The cry to increase minimum wage has been sweeping the nation. Of the proposed increase, President Barrack Obama said, “It would lift millions of people out of poverty right away. It would help millions more work their way out of poverty right away.”
While Obama’s argument that it would decrease poverty immediately could prove to be true, economics suggest this solution will prove to be fatal in the future. When minimum wage is increased, it creates a ceiling in the labor market. Ceilings create two problems:
1) More people are interested in jobs than before, which causes a shortage. There are not enough jobs available for the number of people who want to work.

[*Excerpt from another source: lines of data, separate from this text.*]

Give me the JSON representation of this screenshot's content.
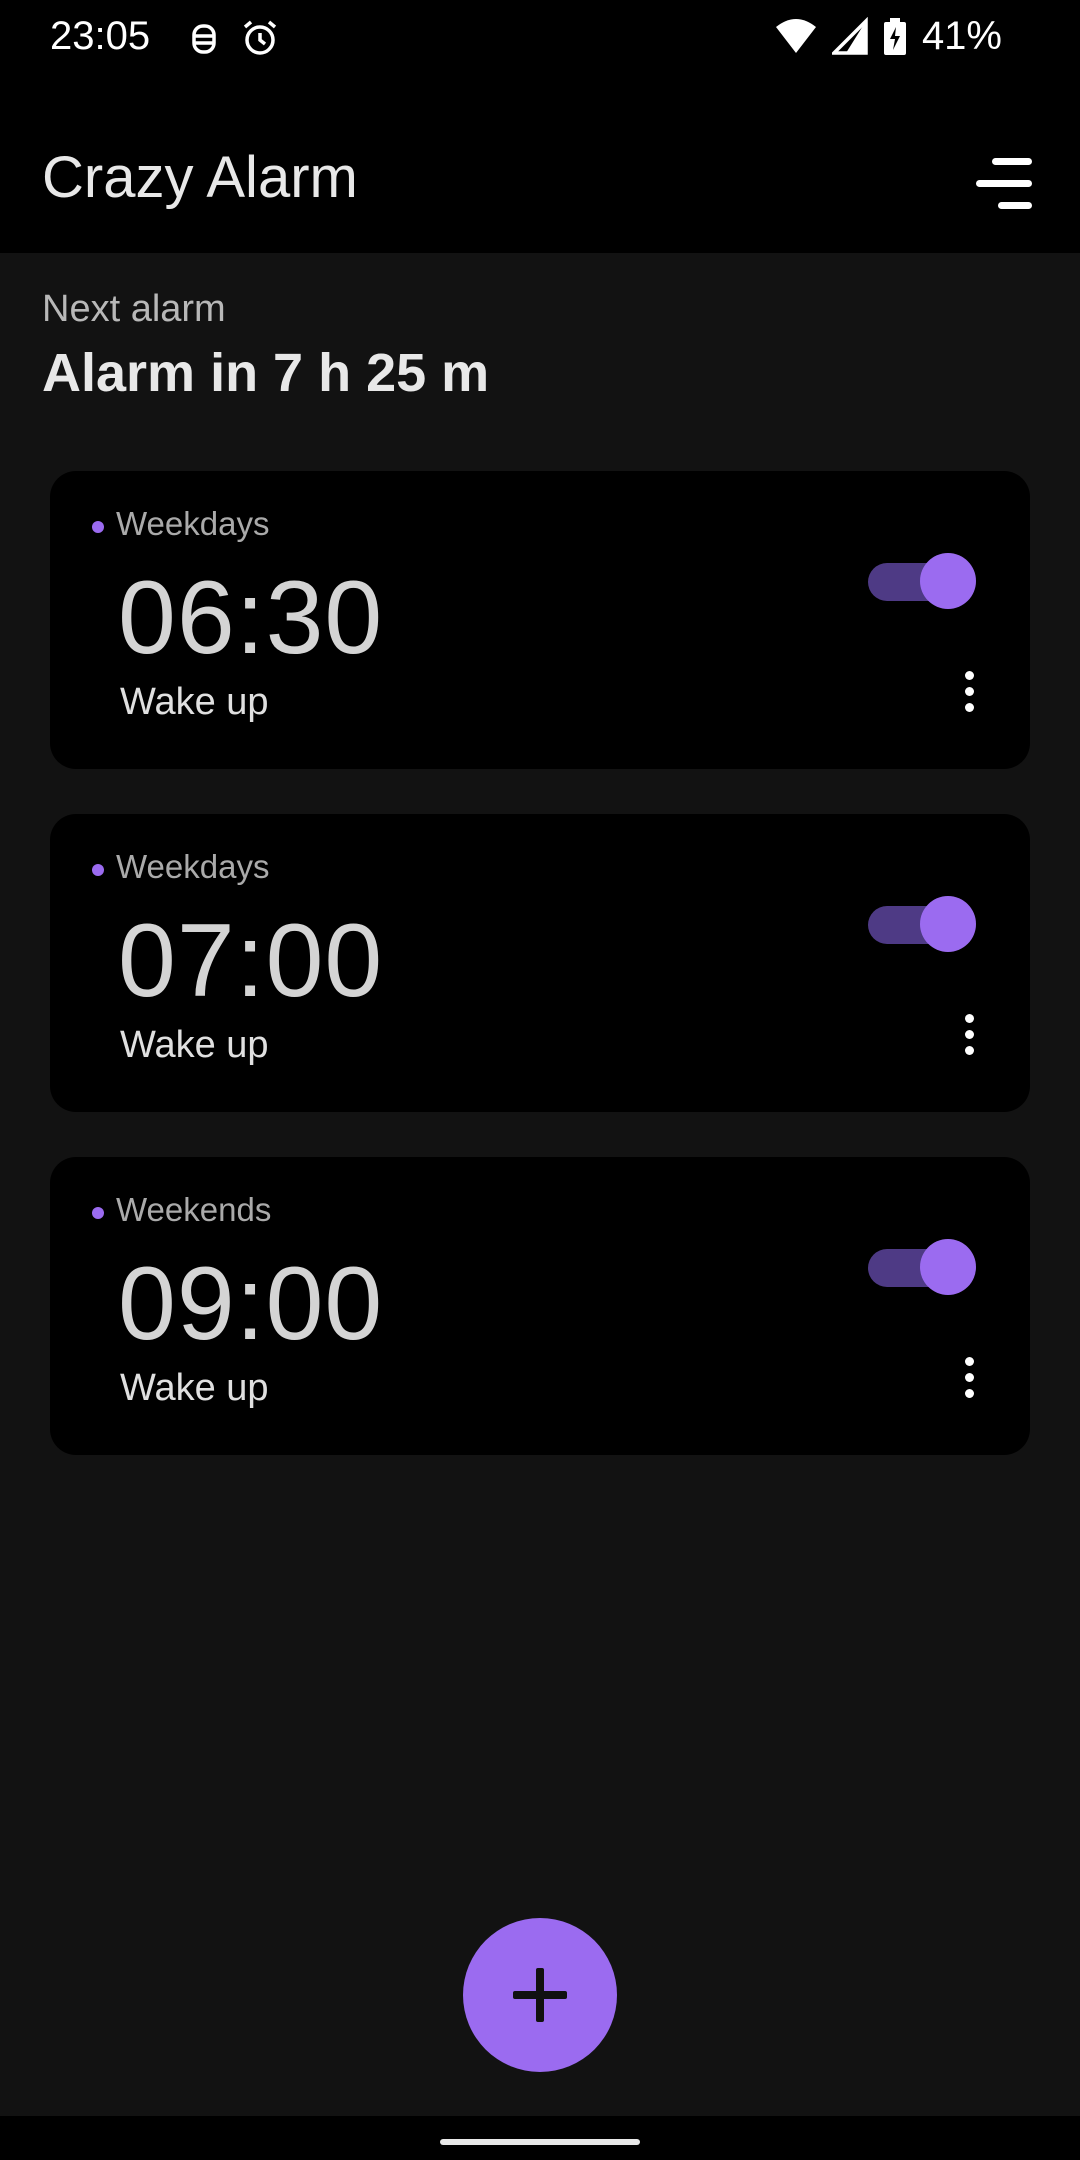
{
  "status_bar": {
    "time": "23:05",
    "battery_percent": "41%",
    "icons": [
      "bug-icon",
      "alarm-clock-icon",
      "wifi-icon",
      "cell-signal-icon",
      "battery-charging-icon"
    ]
  },
  "app_bar": {
    "title": "Crazy Alarm",
    "menu_icon": "sort-menu-icon"
  },
  "next_alarm": {
    "label": "Next alarm",
    "value": "Alarm in 7 h 25 m"
  },
  "alarms": [
    {
      "days": "Weekdays",
      "time": "06:30",
      "label": "Wake up",
      "enabled": true
    },
    {
      "days": "Weekdays",
      "time": "07:00",
      "label": "Wake up",
      "enabled": true
    },
    {
      "days": "Weekends",
      "time": "09:00",
      "label": "Wake up",
      "enabled": true
    }
  ],
  "fab": {
    "icon": "plus-icon"
  },
  "colors": {
    "accent": "#9b6bf0",
    "toggle_track": "#4e3a85",
    "background": "#121212",
    "card": "#000000"
  }
}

Essentially, the price of labor is too high for organizations to afford.
2) Increasing wages at the bottom of wage bands compresses the value of wages higher up in the organization. They would need to raise the wages of all their employees to make the minimum wage shift “fair.” This overall wage increase leads to inflation and, in the long run, job loss.
While the $10.10 hike could, as Obama suggests, lift millions of people out of poverty right away, in the long run the hike would cause further damage. The same people would fall back into poverty as inflation devaluates their earnings.
I hope I don’t sound too callous. I would love to see the poverty levels fall and to see more people happy and healthy. However, my knowledge of economics argues that raising the minimum wage to $10.10 is not the fix we need. We need a solution that will help, not hurt, America in the long run.